The participants were presented in a random manner with dozens of images of fully clothed, average-looking men and women. Each person was shown from head to knee, standing, with eyes focused on the camera. For each individual, the system paused, after which it presented the participant with two images, slightly different from one another, from which the participant had to choose quickly what he or she thought was the original. One of the images had a slightly modified version of the original image that comprised a sexual body part.
Women’s sexual body parts were more easily recognized when presented in isolation than when they were presented in the context of their entire bodies. But men’s sexual body parts were recognized better when presented in the context of their entire bodies than they were in isolation.
“We always hear that women are reduced to their sexual body parts; you hear about examples in the media all the time.

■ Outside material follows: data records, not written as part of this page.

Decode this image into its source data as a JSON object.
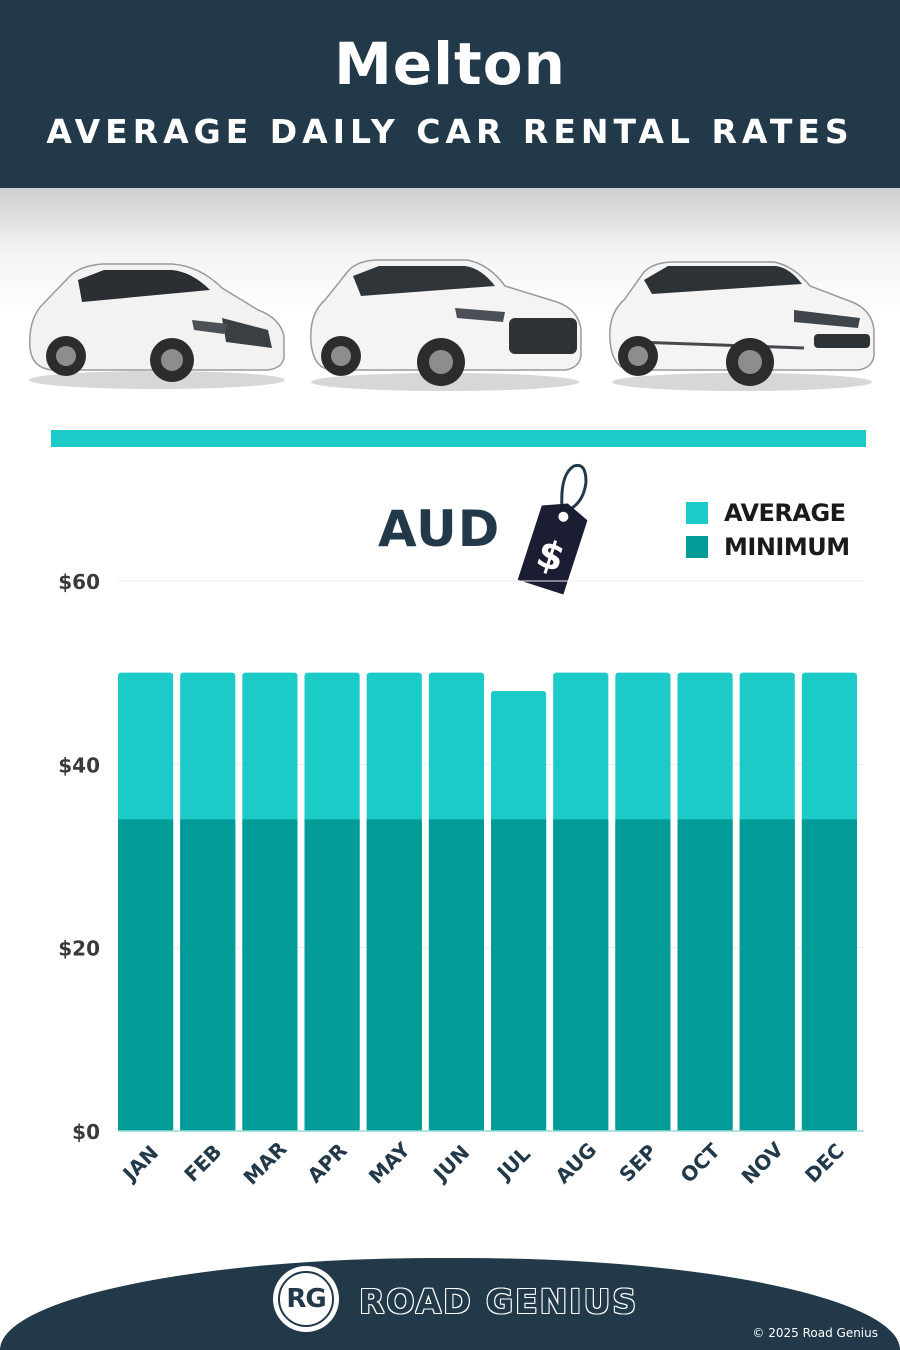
{
  "header": {
    "city": "Melton",
    "subtitle": "AVERAGE DAILY CAR RENTAL RATES"
  },
  "currency_label": "AUD",
  "price_tag_symbol": "$",
  "colors": {
    "header_bg": "#22394a",
    "average": "#1ccbc7",
    "minimum": "#029c98",
    "accent_rule": "#1ccbc7"
  },
  "chart_data": {
    "type": "bar",
    "categories": [
      "JAN",
      "FEB",
      "MAR",
      "APR",
      "MAY",
      "JUN",
      "JUL",
      "AUG",
      "SEP",
      "OCT",
      "NOV",
      "DEC"
    ],
    "series": [
      {
        "name": "AVERAGE",
        "values": [
          50,
          50,
          50,
          50,
          50,
          50,
          48,
          50,
          50,
          50,
          50,
          50
        ]
      },
      {
        "name": "MINIMUM",
        "values": [
          34,
          34,
          34,
          34,
          34,
          34,
          34,
          34,
          34,
          34,
          34,
          34
        ]
      }
    ],
    "y_ticks": [
      "$0",
      "$20",
      "$40",
      "$60"
    ],
    "ylim": [
      0,
      60
    ],
    "grid": true,
    "legend_position": "top-right",
    "overlay": true
  },
  "footer": {
    "logo_mark": "RG",
    "brand": "ROAD GENIUS",
    "copyright": "© 2025 Road Genius"
  }
}
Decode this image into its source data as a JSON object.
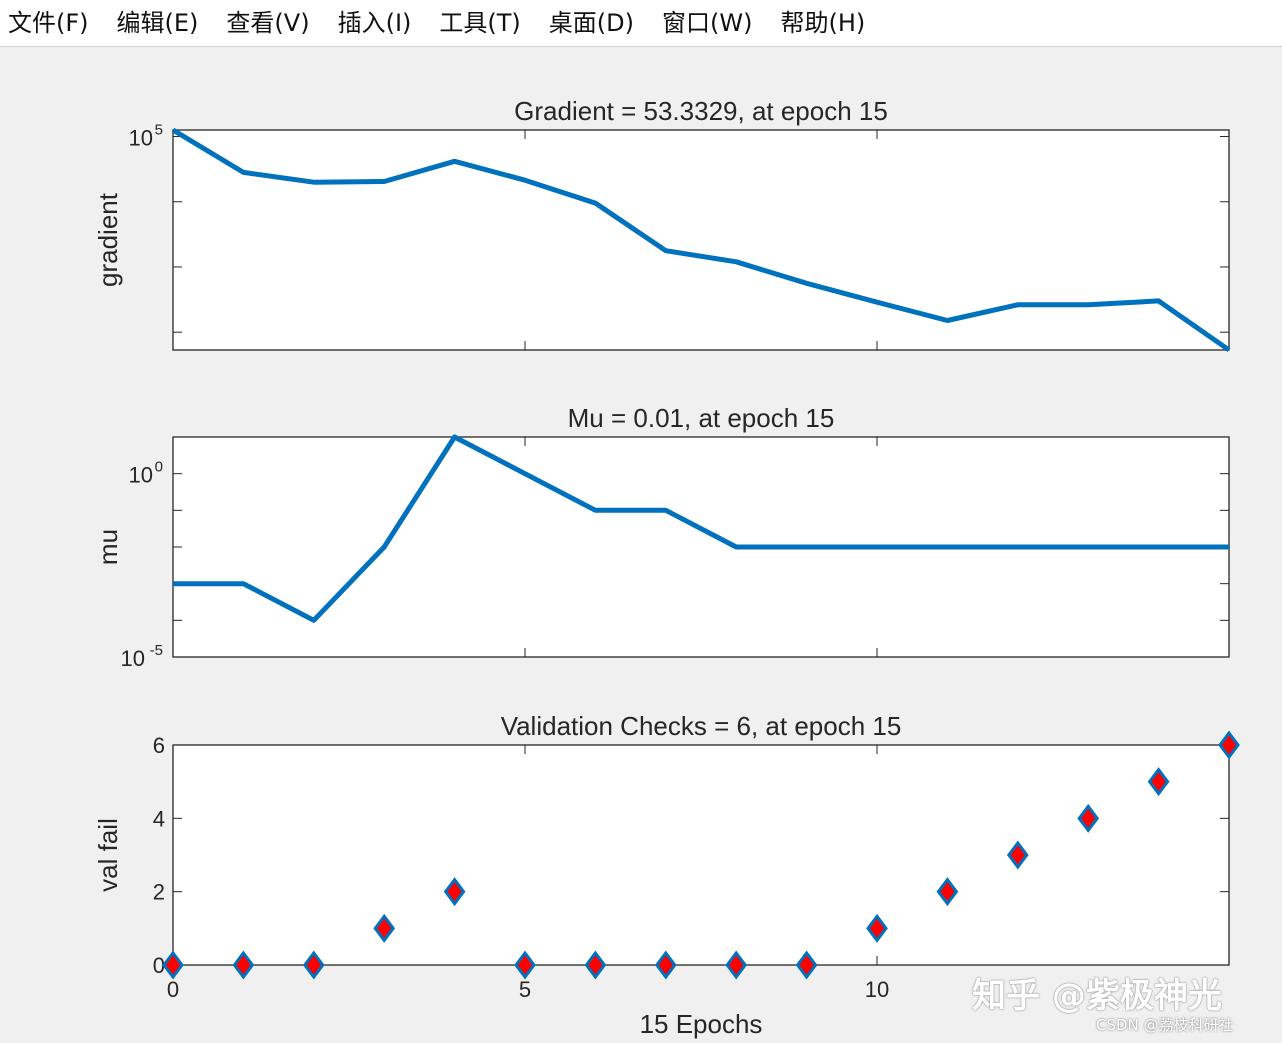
{
  "menubar": {
    "items": [
      {
        "label": "文件(F)"
      },
      {
        "label": "编辑(E)"
      },
      {
        "label": "查看(V)"
      },
      {
        "label": "插入(I)"
      },
      {
        "label": "工具(T)"
      },
      {
        "label": "桌面(D)"
      },
      {
        "label": "窗口(W)"
      },
      {
        "label": "帮助(H)"
      }
    ]
  },
  "colors": {
    "line": "#0072bd",
    "marker_fill": "#ff0000",
    "marker_edge": "#0072bd",
    "axes_bg": "#ffffff",
    "figure_bg": "#f0f0f0"
  },
  "chart_data": [
    {
      "type": "line",
      "title": "Gradient = 53.3329, at epoch 15",
      "ylabel": "gradient",
      "xlabel": "",
      "yscale": "log",
      "xlim": [
        0,
        15
      ],
      "ylim_log10": [
        1.727,
        5.1
      ],
      "ytick_labels": [
        {
          "base": "10",
          "exp": "5",
          "log10": 5
        }
      ],
      "xtick_labels": [],
      "grid": false,
      "x": [
        0,
        1,
        2,
        3,
        4,
        5,
        6,
        7,
        8,
        9,
        10,
        11,
        12,
        13,
        14,
        15
      ],
      "y_log10": [
        5.15,
        4.45,
        4.3,
        4.31,
        4.62,
        4.33,
        3.98,
        3.25,
        3.08,
        2.75,
        2.46,
        2.18,
        2.42,
        2.42,
        2.48,
        1.727
      ]
    },
    {
      "type": "line",
      "title": "Mu = 0.01, at epoch 15",
      "ylabel": "mu",
      "xlabel": "",
      "yscale": "log",
      "xlim": [
        0,
        15
      ],
      "ylim_log10": [
        -5,
        1
      ],
      "ytick_labels": [
        {
          "base": "10",
          "exp": "0",
          "log10": 0
        },
        {
          "base": "10",
          "exp": "-5",
          "log10": -5
        }
      ],
      "xtick_labels": [],
      "grid": false,
      "x": [
        0,
        1,
        2,
        3,
        4,
        5,
        6,
        7,
        8,
        9,
        10,
        11,
        12,
        13,
        14,
        15
      ],
      "y_log10": [
        -3,
        -3,
        -4,
        -2,
        1,
        0,
        -1,
        -1,
        -2,
        -2,
        -2,
        -2,
        -2,
        -2,
        -2,
        -2
      ]
    },
    {
      "type": "scatter",
      "title": "Validation Checks = 6, at epoch 15",
      "ylabel": "val fail",
      "xlabel": "15 Epochs",
      "yscale": "linear",
      "xlim": [
        0,
        15
      ],
      "ylim": [
        0,
        6
      ],
      "ytick_labels": [
        {
          "label": "0",
          "value": 0
        },
        {
          "label": "2",
          "value": 2
        },
        {
          "label": "4",
          "value": 4
        },
        {
          "label": "6",
          "value": 6
        }
      ],
      "xtick_labels": [
        {
          "label": "0",
          "value": 0
        },
        {
          "label": "5",
          "value": 5
        },
        {
          "label": "10",
          "value": 10
        }
      ],
      "grid": false,
      "marker": "diamond",
      "x": [
        0,
        1,
        2,
        3,
        4,
        5,
        6,
        7,
        8,
        9,
        10,
        11,
        12,
        13,
        14,
        15
      ],
      "y": [
        0,
        0,
        0,
        1,
        2,
        0,
        0,
        0,
        0,
        0,
        1,
        2,
        3,
        4,
        5,
        6
      ]
    }
  ],
  "watermarks": {
    "zhihu": "知乎 @紫极神光",
    "csdn": "CSDN @荔枝科研社"
  }
}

This research takes it a step further and finds that this perception spills over to everyday women, too,” Gervais said. “The subjects in the study’s images were everyday, ordinary men and women … the fact that people are looking at ordinary men and women and remembering women’s body parts better than their entire bodies was very interesting.”
If you thought it was the men solely that perceived women in such a manner, you’d be wrong. Both men and women come out with more or less the same results.
“It’s both men and women doing this to women,” Gervais said. “So don’t blame the men here.”
In a second experiment the same participants were presented with images of letters made up of other tiny letters — an H made up of hundreds of little Ts, for example. Some were asked to identify the bigger, whole letters to test their global cognition, while other were asked to perceive the smaller letters that made up the big letter to test their local cognition. Participants involved in the global processing part of the test were less likely to objectify women, the researchers found. They no longer were better at recognizing a woman’s parts than her whole body.
The second test proves that objectifying women is a habit that came be overcome, suggest the scientists involved in the study.
“Our findings suggest people fundamentally process women and men differently, but we are also showing that a very simple manipulation counteracts this effect, and perceivers can be prompted to see women globally, just as they do men,” Gervais said. “Based on these findings, there are several new avenues to explore.
Findings were published in the European Journal of Social Psychology.